Les Pères avaient déjà à diverses époques eu à combattre cette tentation et à l’écarter. L’analogie sexuelle ne nous apprend rien sur la théologie. Il faut donc chercher plus loin.

Mais la sexualité n’a pas été créée après la chute, pas plus qu’elle n’est cause de la chute d’Adam et ve Ève. Il y a là quelque chose qui est très difficile à comprendre pour nous. Dieu a créé l’homme “à son image” et il l’a aussitôt créé mâle et femelle. Et nous ne savons pas grand chose de cette sexualité primitive, sinon qu’elle est liée à la croissance du genre humain.
Et Dieu fit l’homme, selon l’image de Dieu il le fit, mâle et femelle il les fit. Et Dieu les bénit en ces termes : « Croissez et multipliez-vous, et remplissez la terre et dominez-la et commandez aux poissons de la mer et aux volatiles du ciel et à tous les bestiaux et à toute la terre et à tous les reptiles rampant sur toutes la terre. »
Et aussitôt Dieu assigne à l’homme et aux animaux une nourriture végétarienne :
Et Dieu dit : « Voici je vous ai donné toute herbe ensemençante, semant semence, qui est au-dessus de toute la terre, et tout arbre qui a en lui un fruit de semence ensemençante : ce sera pour votre nourriture, et pour toutes les bêtes sauvages de la terre et tous les volatiles du ciel et tout reptile rampant sur la terre qui a en lui une âme de vie, aussi toute herbe verte pour nourriture. » Et il en fut ainsi. Et Dieu vit toutes les choses qu’il avait faites et voilà, elles étaient très bonnes. Et il y eut un soir et il y eut un matin, sixième jour. »
(Je recopie la traduction publiée sous le nom de La Bible d’Alexandrie sous la direction de Cécile Dogniez et de Marguerite Harl, car c’est en français la seule traduction qui soit fidèle au texte grec de la Septante, la seule référence valable pour les chrétiens. Les chrétiens n’ont pas besoin de se référer au texte hébreu massorétique qui n’a rien à leur apprendre de plus que le texte des Septante.)

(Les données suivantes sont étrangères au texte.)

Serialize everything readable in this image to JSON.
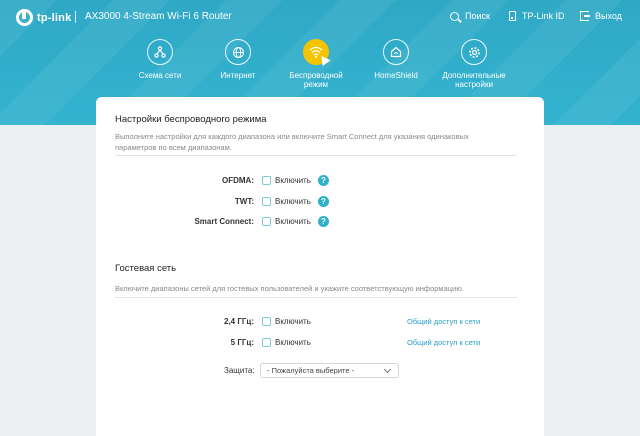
{
  "topbar": {
    "logo_text": "tp-link",
    "product": "AX3000 4-Stream Wi-Fi 6 Router",
    "search_label": "Поиск",
    "tplink_id_label": "TP-Link ID",
    "logout_label": "Выход"
  },
  "nav": {
    "items": [
      {
        "label": "Схема сети",
        "icon": "network-map-icon"
      },
      {
        "label": "Интернет",
        "icon": "globe-icon"
      },
      {
        "label_line1": "Беспроводной",
        "label_line2": "режим",
        "icon": "wifi-icon",
        "active": true
      },
      {
        "label": "HomeShield",
        "icon": "home-shield-icon"
      },
      {
        "label_line1": "Дополнительные",
        "label_line2": "настройки",
        "icon": "gear-icon"
      }
    ]
  },
  "wireless": {
    "title": "Настройки беспроводного режима",
    "desc_line1": "Выполните настройки для каждого диапазона или включите Smart Connect для указания одинаковых",
    "desc_line2": "параметров по всем диапазонам.",
    "rows": [
      {
        "label": "OFDMA:",
        "check_label": "Включить",
        "checked": false
      },
      {
        "label": "TWT:",
        "check_label": "Включить",
        "checked": false
      },
      {
        "label": "Smart Connect:",
        "check_label": "Включить",
        "checked": false
      }
    ]
  },
  "guest": {
    "title": "Гостевая сеть",
    "desc": "Включите диапазоны сетей для гостевых пользователей и укажите соответствующую информацию.",
    "rows": [
      {
        "label": "2,4 ГГц:",
        "check_label": "Включить",
        "link": "Общий доступ к сети",
        "checked": false
      },
      {
        "label": "5 ГГц:",
        "check_label": "Включить",
        "link": "Общий доступ к сети",
        "checked": false
      }
    ],
    "security_label": "Защита:",
    "security_value": "- Пожалуйста выберите -"
  },
  "colors": {
    "header": "#33b3cf",
    "active_nav": "#f5c400",
    "link": "#2a9fc4"
  }
}
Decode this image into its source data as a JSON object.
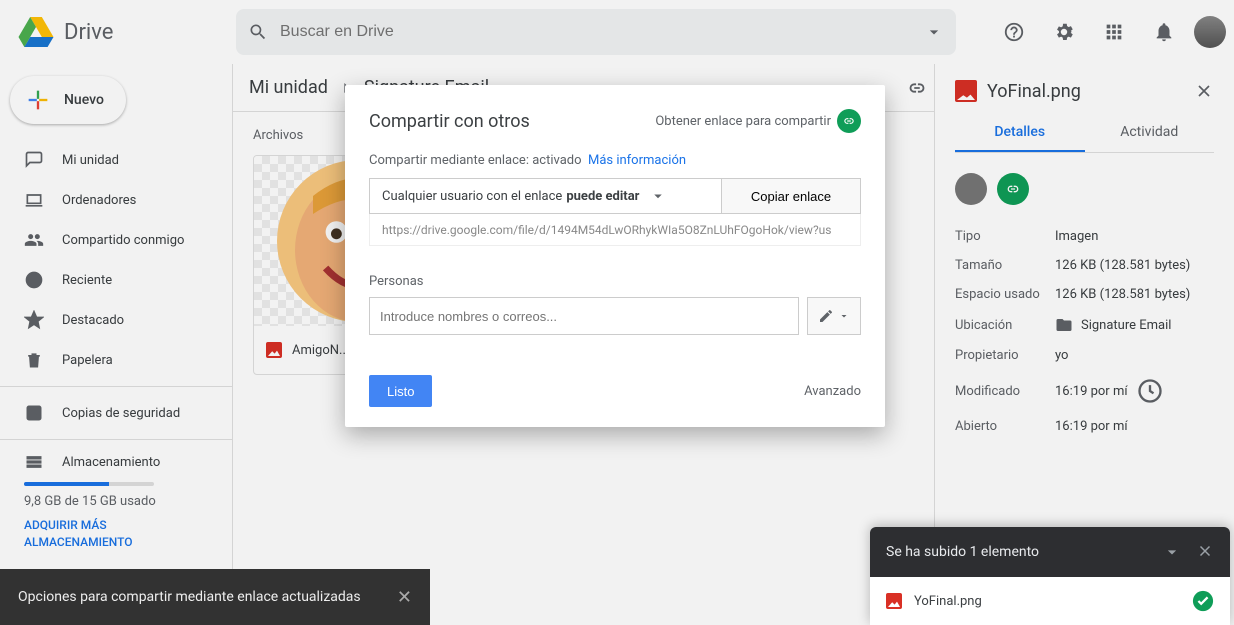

Le texte de la Genèse pose aussi une question embarrassante pour les hommes de notre temps. Il prétend que la totalité des animaux étaient végétariens. Tout ce que découvre la paléontologie va en sens contraire. Je ne pense pas qu’on puisse balayer cette discordance du revers de la main. Le monde n’est pas une simple représentation et la Révélation ne se contente pas de nous dicter un guide de comportement dans l’environnement. Il y a là une difficulté bien réelle.

Il me semble qu’on ne peut s’en sortir qu’en admettant que Dieu nous révèle par là qu’il a modifié la structure de la Création après la faute d’Adam. Il lui a créé un commencement, un Big Bang initial, lui imposant un temps unidirectionnel et une érosion permanente, l’entropie. Il avait déjà créé la Vie comme une rupture ontologique (des systèmes qui luttent contre l’érosion, se reproduisent, se perfectionnent), mais la soumet après la chute d'Adam à la loi de la lutte pour la vie : les espèces s’entre-dévorent. Car par la faute d'un seul, la mort est entrée dans le monde (Romains 5). Et pour l’homme, c’est la condition déchue, soumise aux tentations de l’Adversaire.

Mais il y a aussi la promesse d’un second Adam, le Fils de l’homme, qui se révélera être aussi le Verbe et Fils unique de Dieu, nous invitant à être co-héritiers de la périchorèse divine.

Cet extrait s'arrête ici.